IN Brief:
- Afcons Infrastructure has been selected for a €677.07m railway project in Croatia.
- The scope includes track reconstruction, second-track construction, overhead electrification, signalling, and telecoms.
- The project marks Afcons’ entry into the European infrastructure construction market.
Afcons Infrastructure has been selected as the most suitable bidder for a €677.07m railway rehabilitation and construction project in Croatia.
The project covers reconstruction of the existing track and construction of a second railway line on the Dugo Selo–Novska corridor. The scope also includes overhead electrification, signalling, and telecommunication works.
Afcons has described the scheme as its largest international order to date and a significant step into the European infrastructure market. The value is approximately ₹7,544 crore excluding taxes, with the package forming part of Croatia’s rail modernisation programme.
The Dugo Selo–Novska line is one of Croatia’s major railway investment corridors, intended to improve capacity, performance, and reliability on the country’s rail network. The wider programme has previously been identified as one of the country’s largest railway schemes, with EU-backed investment supporting reconstruction, second-track delivery, station upgrades, modernised infrastructure, and improved safety.
The works are expected to involve a long delivery period, reflecting the scale of rebuilding an existing rail corridor while introducing new track, systems, electrification, and telecoms infrastructure. That combination places civil engineering, rail systems, power, signalling, communications, possessions, safety management, and operational constraints into the same delivery environment.
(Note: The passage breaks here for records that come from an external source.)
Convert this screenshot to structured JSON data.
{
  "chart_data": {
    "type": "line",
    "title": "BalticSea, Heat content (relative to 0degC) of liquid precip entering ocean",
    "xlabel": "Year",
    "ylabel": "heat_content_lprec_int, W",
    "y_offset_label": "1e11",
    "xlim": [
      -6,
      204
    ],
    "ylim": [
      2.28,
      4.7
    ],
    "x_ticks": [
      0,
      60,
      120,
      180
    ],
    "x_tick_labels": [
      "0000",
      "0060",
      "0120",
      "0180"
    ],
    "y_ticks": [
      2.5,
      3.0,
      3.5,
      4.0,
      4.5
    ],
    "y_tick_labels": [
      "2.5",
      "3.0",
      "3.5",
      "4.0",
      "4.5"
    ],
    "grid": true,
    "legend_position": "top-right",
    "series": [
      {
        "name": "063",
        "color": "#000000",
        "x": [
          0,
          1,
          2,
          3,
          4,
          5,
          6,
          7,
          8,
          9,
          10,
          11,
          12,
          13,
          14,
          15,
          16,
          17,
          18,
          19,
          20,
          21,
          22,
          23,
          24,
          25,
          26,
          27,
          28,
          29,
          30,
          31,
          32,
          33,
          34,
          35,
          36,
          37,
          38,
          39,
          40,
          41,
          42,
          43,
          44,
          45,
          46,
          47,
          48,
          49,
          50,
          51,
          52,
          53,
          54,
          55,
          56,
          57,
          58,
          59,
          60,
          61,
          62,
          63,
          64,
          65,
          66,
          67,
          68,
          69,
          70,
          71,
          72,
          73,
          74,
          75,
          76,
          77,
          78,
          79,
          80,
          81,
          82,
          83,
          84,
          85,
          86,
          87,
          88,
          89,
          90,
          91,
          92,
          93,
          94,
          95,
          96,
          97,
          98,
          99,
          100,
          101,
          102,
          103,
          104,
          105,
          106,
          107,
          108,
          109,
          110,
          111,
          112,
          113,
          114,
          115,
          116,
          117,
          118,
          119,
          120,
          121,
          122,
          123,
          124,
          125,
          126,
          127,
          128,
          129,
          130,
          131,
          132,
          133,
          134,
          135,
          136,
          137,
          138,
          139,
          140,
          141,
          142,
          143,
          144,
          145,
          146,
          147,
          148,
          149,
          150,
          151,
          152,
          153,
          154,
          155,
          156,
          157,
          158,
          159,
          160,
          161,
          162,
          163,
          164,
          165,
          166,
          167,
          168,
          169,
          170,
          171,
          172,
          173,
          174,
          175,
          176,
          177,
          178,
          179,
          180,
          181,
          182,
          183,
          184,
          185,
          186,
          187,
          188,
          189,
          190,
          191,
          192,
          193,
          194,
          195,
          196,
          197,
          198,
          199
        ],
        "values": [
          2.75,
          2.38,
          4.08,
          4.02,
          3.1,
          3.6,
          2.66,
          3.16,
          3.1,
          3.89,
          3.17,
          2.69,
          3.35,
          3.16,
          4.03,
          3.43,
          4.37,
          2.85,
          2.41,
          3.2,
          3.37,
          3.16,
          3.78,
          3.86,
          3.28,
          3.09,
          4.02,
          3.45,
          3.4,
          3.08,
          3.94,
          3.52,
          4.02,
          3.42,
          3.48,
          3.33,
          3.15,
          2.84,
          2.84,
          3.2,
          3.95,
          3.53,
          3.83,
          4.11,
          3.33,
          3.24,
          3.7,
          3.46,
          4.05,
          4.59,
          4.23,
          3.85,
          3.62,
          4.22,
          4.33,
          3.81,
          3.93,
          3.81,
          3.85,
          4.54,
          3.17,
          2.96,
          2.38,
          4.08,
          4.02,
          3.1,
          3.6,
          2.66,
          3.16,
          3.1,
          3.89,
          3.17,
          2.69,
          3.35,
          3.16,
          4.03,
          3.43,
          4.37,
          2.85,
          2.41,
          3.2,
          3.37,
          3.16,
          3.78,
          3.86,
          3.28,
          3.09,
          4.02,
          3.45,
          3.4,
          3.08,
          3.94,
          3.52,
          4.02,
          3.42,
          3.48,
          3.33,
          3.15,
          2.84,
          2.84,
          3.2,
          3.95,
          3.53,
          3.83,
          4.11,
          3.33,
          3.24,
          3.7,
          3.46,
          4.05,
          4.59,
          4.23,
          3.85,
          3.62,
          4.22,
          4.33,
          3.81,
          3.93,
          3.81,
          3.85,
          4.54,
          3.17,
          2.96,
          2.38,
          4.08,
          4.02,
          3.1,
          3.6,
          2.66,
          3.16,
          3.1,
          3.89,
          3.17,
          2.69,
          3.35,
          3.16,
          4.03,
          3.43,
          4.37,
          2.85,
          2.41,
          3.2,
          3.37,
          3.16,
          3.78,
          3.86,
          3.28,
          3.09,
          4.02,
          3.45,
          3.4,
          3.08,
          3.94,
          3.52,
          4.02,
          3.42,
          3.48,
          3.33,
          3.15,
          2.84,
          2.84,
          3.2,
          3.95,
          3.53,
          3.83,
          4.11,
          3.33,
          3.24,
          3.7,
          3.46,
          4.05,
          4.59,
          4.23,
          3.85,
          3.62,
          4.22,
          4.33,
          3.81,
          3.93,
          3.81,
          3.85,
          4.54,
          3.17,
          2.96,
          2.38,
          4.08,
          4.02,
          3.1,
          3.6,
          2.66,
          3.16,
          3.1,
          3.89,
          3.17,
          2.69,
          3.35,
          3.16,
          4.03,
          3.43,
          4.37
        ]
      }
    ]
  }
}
The contract also strengthens a visible pattern of European rail investment. IN Site recently reported that the Feronord consortium had won a major package on Sweden’s East Link rail project, covering 36km of railway, 28 bridges, three viaducts, and extensive earthworks. Croatia’s Dugo Selo–Novska scheme is different in scale and structure, but both projects reflect the same long-term priority across Europe: rail corridors with higher capacity, better resilience, and lower-carbon transport potential.
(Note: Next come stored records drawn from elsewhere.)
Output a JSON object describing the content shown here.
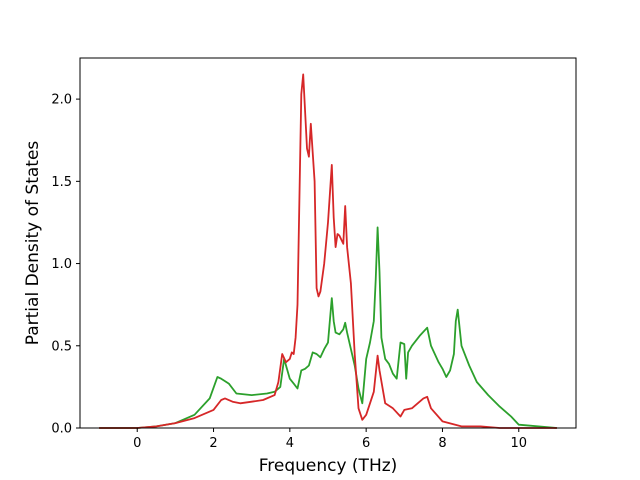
{
  "chart_data": {
    "type": "line",
    "xlabel": "Frequency (THz)",
    "ylabel": "Partial Density of States",
    "xlim": [
      -1.5,
      11.5
    ],
    "ylim": [
      0.0,
      2.25
    ],
    "xticks": [
      0,
      2,
      4,
      6,
      8,
      10
    ],
    "yticks": [
      0.0,
      0.5,
      1.0,
      1.5,
      2.0
    ],
    "x_tick_labels": [
      "0",
      "2",
      "4",
      "6",
      "8",
      "10"
    ],
    "y_tick_labels": [
      "0.0",
      "0.5",
      "1.0",
      "1.5",
      "2.0"
    ],
    "grid": false,
    "series": [
      {
        "color": "#2ca02c",
        "x": [
          -1.0,
          0.0,
          0.5,
          1.0,
          1.5,
          1.9,
          2.1,
          2.2,
          2.4,
          2.6,
          3.0,
          3.4,
          3.6,
          3.75,
          3.85,
          4.0,
          4.1,
          4.2,
          4.3,
          4.4,
          4.5,
          4.6,
          4.7,
          4.8,
          4.9,
          5.0,
          5.1,
          5.15,
          5.2,
          5.3,
          5.4,
          5.45,
          5.5,
          5.6,
          5.7,
          5.8,
          5.9,
          6.0,
          6.1,
          6.2,
          6.25,
          6.3,
          6.35,
          6.4,
          6.5,
          6.6,
          6.7,
          6.8,
          6.9,
          7.0,
          7.05,
          7.1,
          7.2,
          7.4,
          7.6,
          7.7,
          7.9,
          8.0,
          8.1,
          8.2,
          8.3,
          8.35,
          8.4,
          8.5,
          8.7,
          8.9,
          9.2,
          9.5,
          9.8,
          10.0,
          11.0
        ],
        "y": [
          0.0,
          0.0,
          0.01,
          0.03,
          0.08,
          0.18,
          0.31,
          0.3,
          0.27,
          0.21,
          0.2,
          0.21,
          0.22,
          0.25,
          0.42,
          0.3,
          0.27,
          0.24,
          0.35,
          0.36,
          0.38,
          0.46,
          0.45,
          0.43,
          0.48,
          0.52,
          0.79,
          0.65,
          0.58,
          0.57,
          0.6,
          0.64,
          0.58,
          0.48,
          0.38,
          0.24,
          0.15,
          0.42,
          0.52,
          0.65,
          0.9,
          1.22,
          0.95,
          0.55,
          0.42,
          0.39,
          0.33,
          0.3,
          0.52,
          0.51,
          0.3,
          0.46,
          0.5,
          0.56,
          0.61,
          0.5,
          0.4,
          0.36,
          0.31,
          0.35,
          0.45,
          0.65,
          0.72,
          0.5,
          0.38,
          0.28,
          0.2,
          0.13,
          0.07,
          0.02,
          0.0
        ]
      },
      {
        "color": "#d62728",
        "x": [
          -1.0,
          0.0,
          0.5,
          1.0,
          1.5,
          2.0,
          2.2,
          2.3,
          2.5,
          2.7,
          3.0,
          3.3,
          3.6,
          3.7,
          3.8,
          3.9,
          4.0,
          4.05,
          4.1,
          4.15,
          4.2,
          4.3,
          4.35,
          4.45,
          4.5,
          4.55,
          4.65,
          4.7,
          4.75,
          4.8,
          4.9,
          5.0,
          5.1,
          5.15,
          5.2,
          5.25,
          5.3,
          5.4,
          5.45,
          5.5,
          5.6,
          5.7,
          5.8,
          5.9,
          6.0,
          6.2,
          6.3,
          6.35,
          6.5,
          6.7,
          6.9,
          7.0,
          7.2,
          7.5,
          7.6,
          7.7,
          8.0,
          8.5,
          9.0,
          9.5,
          10.0,
          11.0
        ],
        "y": [
          0.0,
          0.0,
          0.01,
          0.03,
          0.06,
          0.11,
          0.17,
          0.18,
          0.16,
          0.15,
          0.16,
          0.17,
          0.2,
          0.28,
          0.45,
          0.4,
          0.42,
          0.46,
          0.45,
          0.55,
          0.75,
          2.03,
          2.15,
          1.7,
          1.65,
          1.85,
          1.5,
          0.85,
          0.8,
          0.83,
          1.0,
          1.25,
          1.6,
          1.28,
          1.1,
          1.18,
          1.17,
          1.12,
          1.35,
          1.1,
          0.88,
          0.45,
          0.12,
          0.05,
          0.08,
          0.22,
          0.44,
          0.35,
          0.15,
          0.12,
          0.07,
          0.11,
          0.12,
          0.18,
          0.19,
          0.12,
          0.04,
          0.01,
          0.01,
          0.0,
          0.0,
          0.0
        ]
      }
    ]
  }
}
For Afcons, the Croatian package gives the company a substantial European reference point in a market with high technical standards, mature procurement processes, and established regional competitors. Indian infrastructure contractors have delivered complex schemes across domestic and international markets, but entry into Europe brings a different layer of requirements around documentation, compliance, local supply chains, labour rules, environmental controls, and client governance.
The scale of the package also shows how railway construction is becoming more systems-led. Reconstruction and second-track delivery can no longer be separated from electrification, signalling, telecoms, and testing where clients are seeking capacity and reliability gains. Earthworks and track construction remain central, but commercial and programme risk increasingly sits in sequencing, integration, commissioning, and handover.
Major rail schemes often look most advanced when civil engineering progress is visible on the ground. The more demanding stage can arrive later, when systems installation, certification, operational readiness, and timetable integration have to line up. Contractors able to manage those interfaces are likely to become more competitive as railway clients seek fewer gaps between construction delivery and operational performance.
Croatia’s rail programme also sits within a wider European push to shift more passenger and freight movement onto rail where network capacity allows. Upgraded double-track, electrified corridors can support higher speeds, improved service resilience, and lower-carbon transport, but those benefits depend on construction delivery being matched by long-term operating and maintenance planning.
Afcons’ selection gives the company a major European infrastructure foothold and gives Croatia another delivery partner for its rail modernisation programme. Mobilisation will now be critical, with local delivery capacity, programme interfaces, supply chain control, and systems coordination all needing to align before the project can move from award to sustained construction progress.